Küçüközyiğit has been missing since December 29. He was a successful lawyer who served as the chief legal counsel for the Turks Abroad and Related Communities Agency (YTB). He was fired from his job by a government decree in the aftermath of a coup attempt in July 2016. He was later sentenced to six years, three months in prison for “membership in a terrorist organization” due to his alleged ties to the Gülen movement, a faith-based group inspired by Turkish cleric Fethullah Gülen. Küçüközyiğit was released from pretrial detention pending appeal.

President Erdoğan has been targeting followers of the Gülen movement since the corruption investigations of December 17-25, 2013, which implicated then-Prime Minister Erdoğan, his family members and his inner circle.

Dismissing the investigations as a Gülenist coup and conspiracy against his government, Erdoğan designated the Gülen movement as a terrorist organization and began to target its members. He intensified the crackdown on the movement following the coup attempt, that he accused Gülen of masterminding. Gülen and the movement strongly deny involvement in the abortive putsch or any terrorist activity.

Amnesty International issued an urgent call for action at the beginning of February for a thorough investigation of Küçüközyiğit’s disappearance.

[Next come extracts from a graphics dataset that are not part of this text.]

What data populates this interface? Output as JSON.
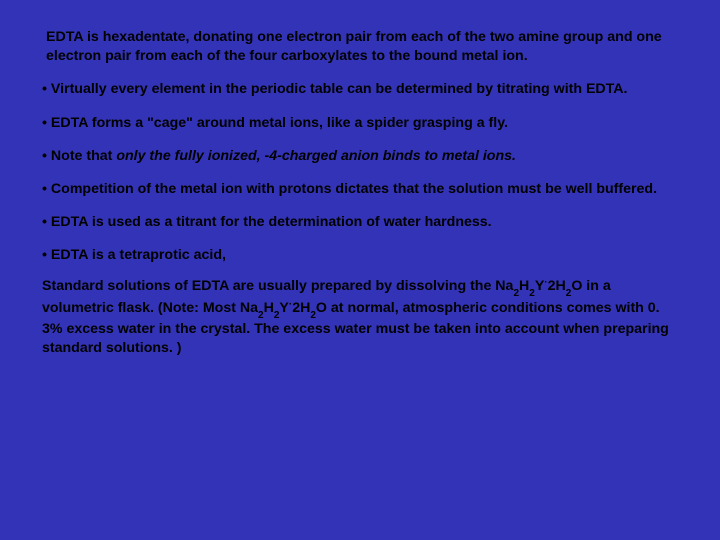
{
  "intro": "EDTA is hexadentate, donating one electron pair from each of the two amine group and one electron pair from each of the four carboxylates to the bound metal ion.",
  "b1": "• Virtually every element in the periodic table can be determined by titrating with EDTA.",
  "b2": "• EDTA forms a \"cage\" around metal ions, like a spider grasping a fly.",
  "b3_pre": "• Note that ",
  "b3_emph": "only the fully ionized, -4-charged anion binds to metal ions.",
  "b4": " • Competition of the metal ion with protons dictates that the solution must be well buffered.",
  "b5": "• EDTA is used as a titrant for the determination of water hardness.",
  "b6": "• EDTA is a tetraprotic acid,",
  "std_a": "Standard solutions of EDTA are usually prepared by dissolving the Na",
  "std_b": "H",
  "std_c": "Y",
  "std_d": "2H",
  "std_e": "O in a volumetric flask. (Note: Most Na",
  "std_f": "O at normal, atmospheric conditions comes with 0. 3% excess water in the crystal. The excess water must be taken into account when preparing standard solutions. )",
  "s2": "2",
  "dot": "·",
  "text_color": "#000000",
  "background_color": "#3333b7",
  "font_size_pt": 11,
  "font_weight": "bold"
}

Nearly 30 people have reportedly been abducted by Turkish intelligence since 2016. Most of the abductions targeted members of the Gülen movement. Many of the abductees mysteriously reappeared in police custody in Ankara after six to nine-month absences.

Apparently intimidated, most of them had kept their silence after their reappearance. Speaking at a court hearing in February 2020, one of the abductees, Gökhan Türkmen, revealed that he had been held incommunicado at a black site in Ankara run by Turkey’s intelligence agency and subjected to severe torture during his 271-day stay. Türkmen was the object of threats and was sexually harassed and abused during his enforced disappearance. He also alleged that he was visited in prison and threatened no less than six times by officials who introduced themselves as intelligence officers, pressuring him to retract his allegations of abduction and torture made at the February hearing.